O menor de 14 anos que matou a mãe com dois tiros na cabeça em outubro, na Vagueira, concelho de Vagos, ficará internado num Centro Educativo, em regime fechado, pelo período máximo de três anos. A medida é a mais gravosa entre as tutelas aplicáveis a menores de 12 a 16 anos por crimes qualificados. Além disso, vai ter acompanhamento psicológico, por indicarem traços de psicopatia.
No julgamento, realizado à porta fechada, o jovem confessou o crime sem demonstrar emoção ou remorsos.

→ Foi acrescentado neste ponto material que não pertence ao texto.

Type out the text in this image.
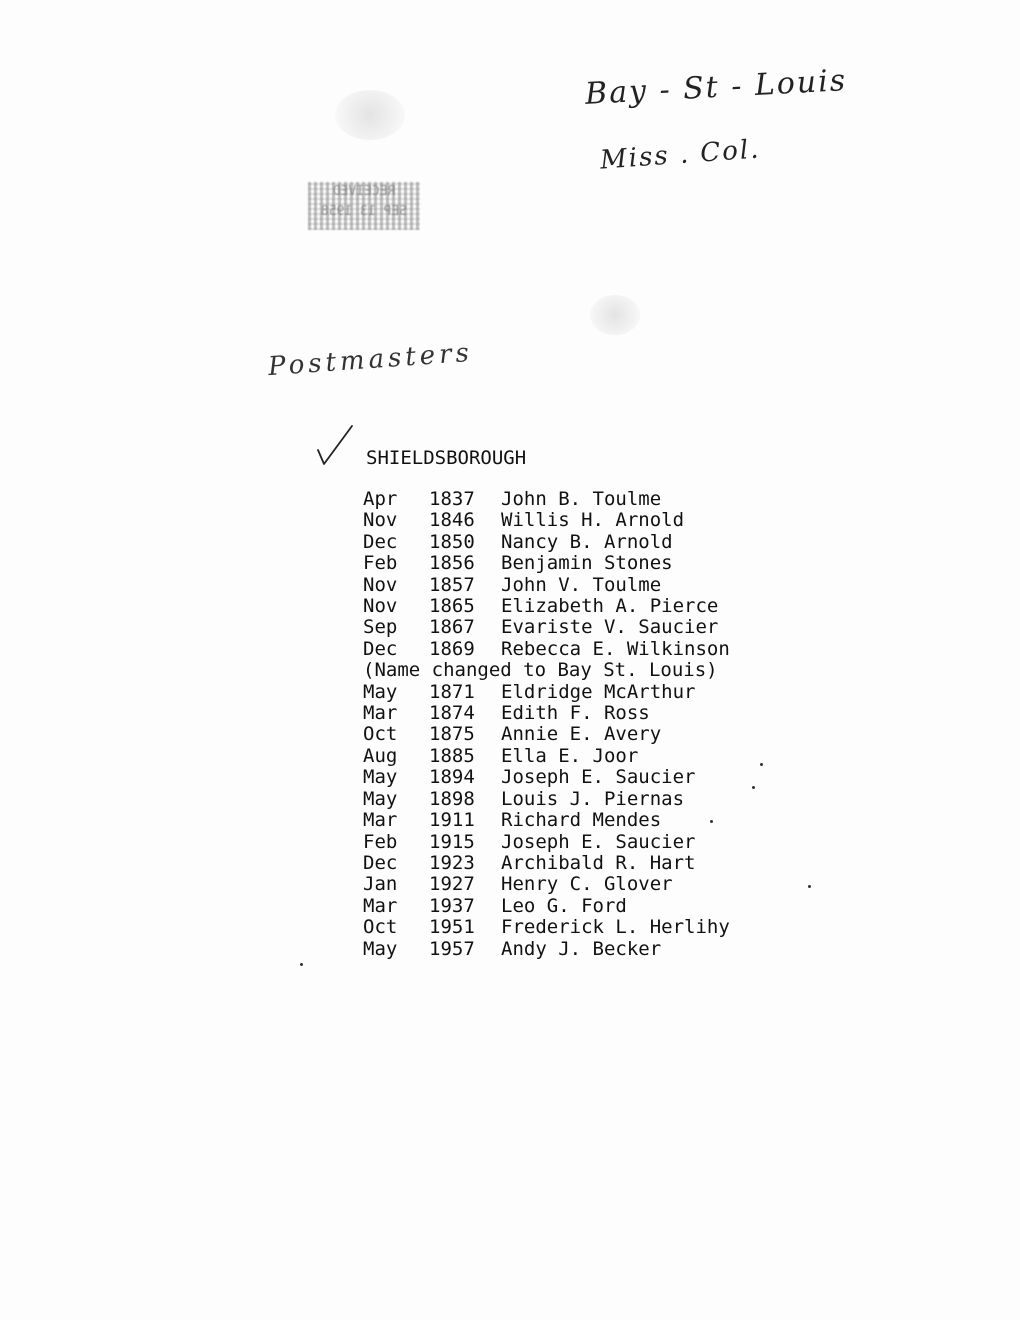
Bay - St - Louis
Miss . Col.
RECEIVED
SEP 13 1958
Postmasters
SHIELDSBOROUGH
Apr	1837	John B. Toulme
Nov	1846	Willis H. Arnold
Dec	1850	Nancy B. Arnold
Feb	1856	Benjamin Stones
Nov	1857	John V. Toulme
Nov	1865	Elizabeth A. Pierce
Sep	1867	Evariste V. Saucier
Dec	1869	Rebecca E. Wilkinson
(Name changed to Bay St. Louis)
May	1871	Eldridge McArthur
Mar	1874	Edith F. Ross
Oct	1875	Annie E. Avery
Aug	1885	Ella E. Joor
May	1894	Joseph E. Saucier
May	1898	Louis J. Piernas
Mar	1911	Richard Mendes
Feb	1915	Joseph E. Saucier
Dec	1923	Archibald R. Hart
Jan	1927	Henry C. Glover
Mar	1937	Leo G. Ford
Oct	1951	Frederick L. Herlihy
May	1957	Andy J. Becker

A defesa pediu processos de reabilitação, mas o tribunal manteve a opção por internação, com vigilância psicológica contínua.
A confissão, imagens de câmaras e testemunhos ajudam a reconstituir a investigação. No dia 21 de outubro, a mãe, Susana Gravato, vereadora na Câmara de Vagos, foi buscar o filho à escola e levou-o a um restaurante junto da casa da família, onde almoçaram com o marido, o pai do jovem. O menor saiu primeiro e despediu-se da mãe com um beijo na testa.
Antes do homicídio, o adolescente já tinha planeado uma fuga de casa. Contudo, acabou por cometer o crime durante o encontro familiar, sem demonstrar qualquer reação quando, após o primeiro disparo, a mãe lhe pediu para ficar calma.